Estrictamente hablando, el estado del anciano maestro solo puede considerarse una enfermedad, pero sin mi intervención, morirá con toda seguridad.
Por lo tanto, serán diez millones por salvarle la vida.
¡Una vez que lo cure, me darán diez millones de yuanes!
Aunque le debía un favor a Mei Yinxue y había venido aquí conteniendo su ira, este favor no era suficiente para que Mu Jinyu tratara a alguien gratis.
Los miembros de la Familia Jiang escucharon las palabras de Mu Jinyu, llenas de confianza; se sobresaltaron un poco, pero respondieron rápidamente, asegurando con entusiasmo: —¡No hay problema, aunque no pueda curar la enfermedad del Abuelo después de intervenir, le daremos igualmente estos diez millones de yuanes de honorarios por la consulta!

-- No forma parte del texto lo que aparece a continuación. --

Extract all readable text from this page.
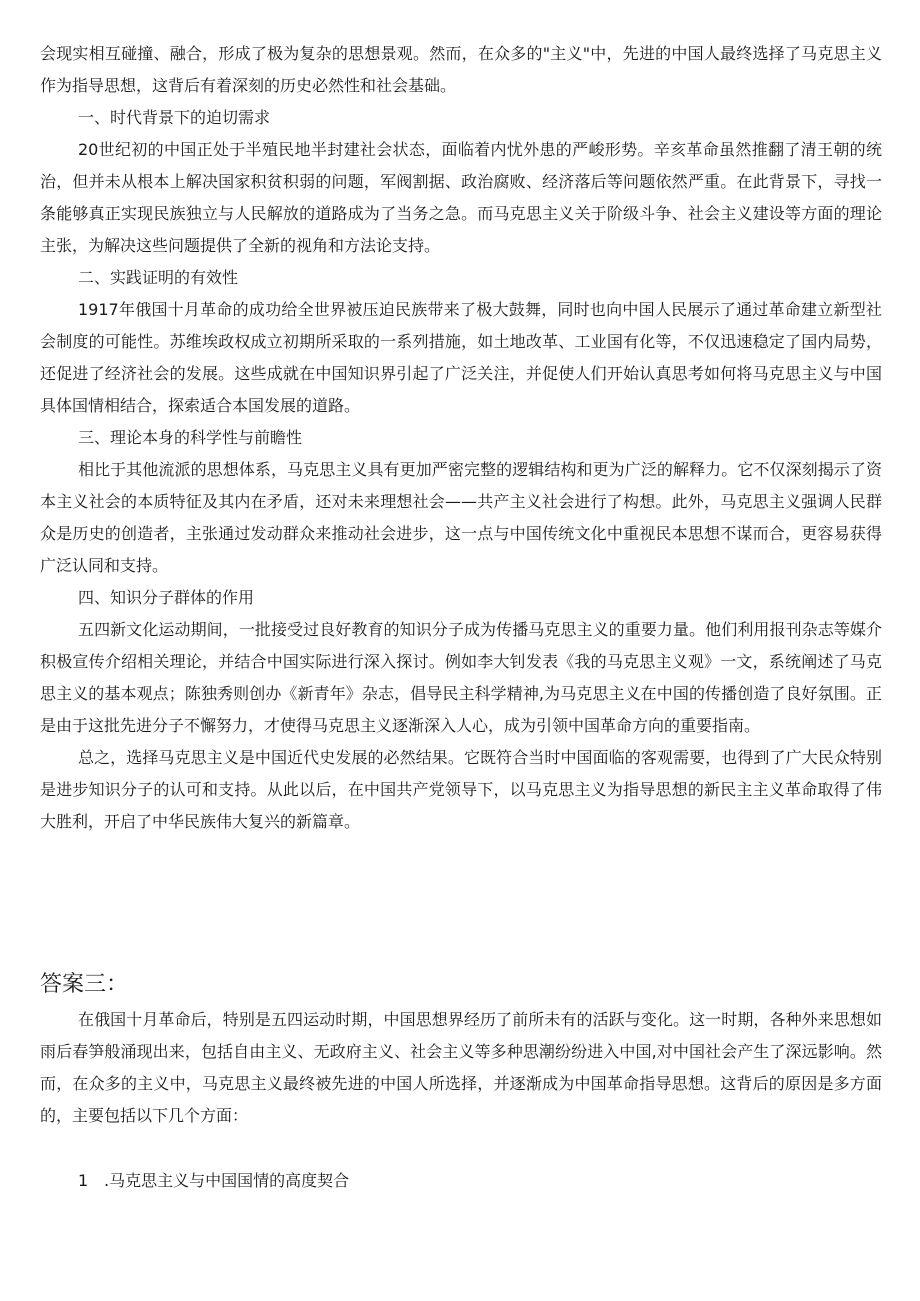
会现实相互碰撞、融合，形成了极为复杂的思想景观。然而，在众多的"主义"中，先进的中国人最终选择了马克思主义作为指导思想，这背后有着深刻的历史必然性和社会基础。

一、时代背景下的迫切需求

20世纪初的中国正处于半殖民地半封建社会状态，面临着内忧外患的严峻形势。辛亥革命虽然推翻了清王朝的统治，但并未从根本上解决国家积贫积弱的问题，军阀割据、政治腐败、经济落后等问题依然严重。在此背景下，寻找一条能够真正实现民族独立与人民解放的道路成为了当务之急。而马克思主义关于阶级斗争、社会主义建设等方面的理论主张，为解决这些问题提供了全新的视角和方法论支持。

二、实践证明的有效性

1917年俄国十月革命的成功给全世界被压迫民族带来了极大鼓舞，同时也向中国人民展示了通过革命建立新型社会制度的可能性。苏维埃政权成立初期所采取的一系列措施，如土地改革、工业国有化等，不仅迅速稳定了国内局势，还促进了经济社会的发展。这些成就在中国知识界引起了广泛关注，并促使人们开始认真思考如何将马克思主义与中国具体国情相结合，探索适合本国发展的道路。

三、理论本身的科学性与前瞻性

相比于其他流派的思想体系，马克思主义具有更加严密完整的逻辑结构和更为广泛的解释力。它不仅深刻揭示了资本主义社会的本质特征及其内在矛盾，还对未来理想社会——共产主义社会进行了构想。此外，马克思主义强调人民群众是历史的创造者，主张通过发动群众来推动社会进步，这一点与中国传统文化中重视民本思想不谋而合，更容易获得广泛认同和支持。

四、知识分子群体的作用

五四新文化运动期间，一批接受过良好教育的知识分子成为传播马克思主义的重要力量。他们利用报刊杂志等媒介积极宣传介绍相关理论，并结合中国实际进行深入探讨。例如李大钊发表《我的马克思主义观》一文，系统阐述了马克思主义的基本观点；陈独秀则创办《新青年》杂志，倡导民主科学精神,为马克思主义在中国的传播创造了良好氛围。正是由于这批先进分子不懈努力，才使得马克思主义逐渐深入人心，成为引领中国革命方向的重要指南。

总之，选择马克思主义是中国近代史发展的必然结果。它既符合当时中国面临的客观需要，也得到了广大民众特别是进步知识分子的认可和支持。从此以后，在中国共产党领导下，以马克思主义为指导思想的新民主主义革命取得了伟大胜利，开启了中华民族伟大复兴的新篇章。

答案三：

在俄国十月革命后，特别是五四运动时期，中国思想界经历了前所未有的活跃与变化。这一时期，各种外来思想如雨后春笋般涌现出来，包括自由主义、无政府主义、社会主义等多种思潮纷纷进入中国,对中国社会产生了深远影响。然而，在众多的主义中，马克思主义最终被先进的中国人所选择，并逐渐成为中国革命指导思想。这背后的原因是多方面的，主要包括以下几个方面：

1 .马克思主义与中国国情的高度契合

Mu Jinyu no confirmó ni negó, simplemente asintió con la cabeza y dijo con indiferencia: —Vayan a buscar una palangana de hierro y traigan también varias botellas de alcohol puro.
—De acuerdo, iré a buscarlos ahora mismo —dijo Jiang Huaimeng al oír esto, saliendo rápidamente a buscar los objetos que Mu Jinyu había pedido.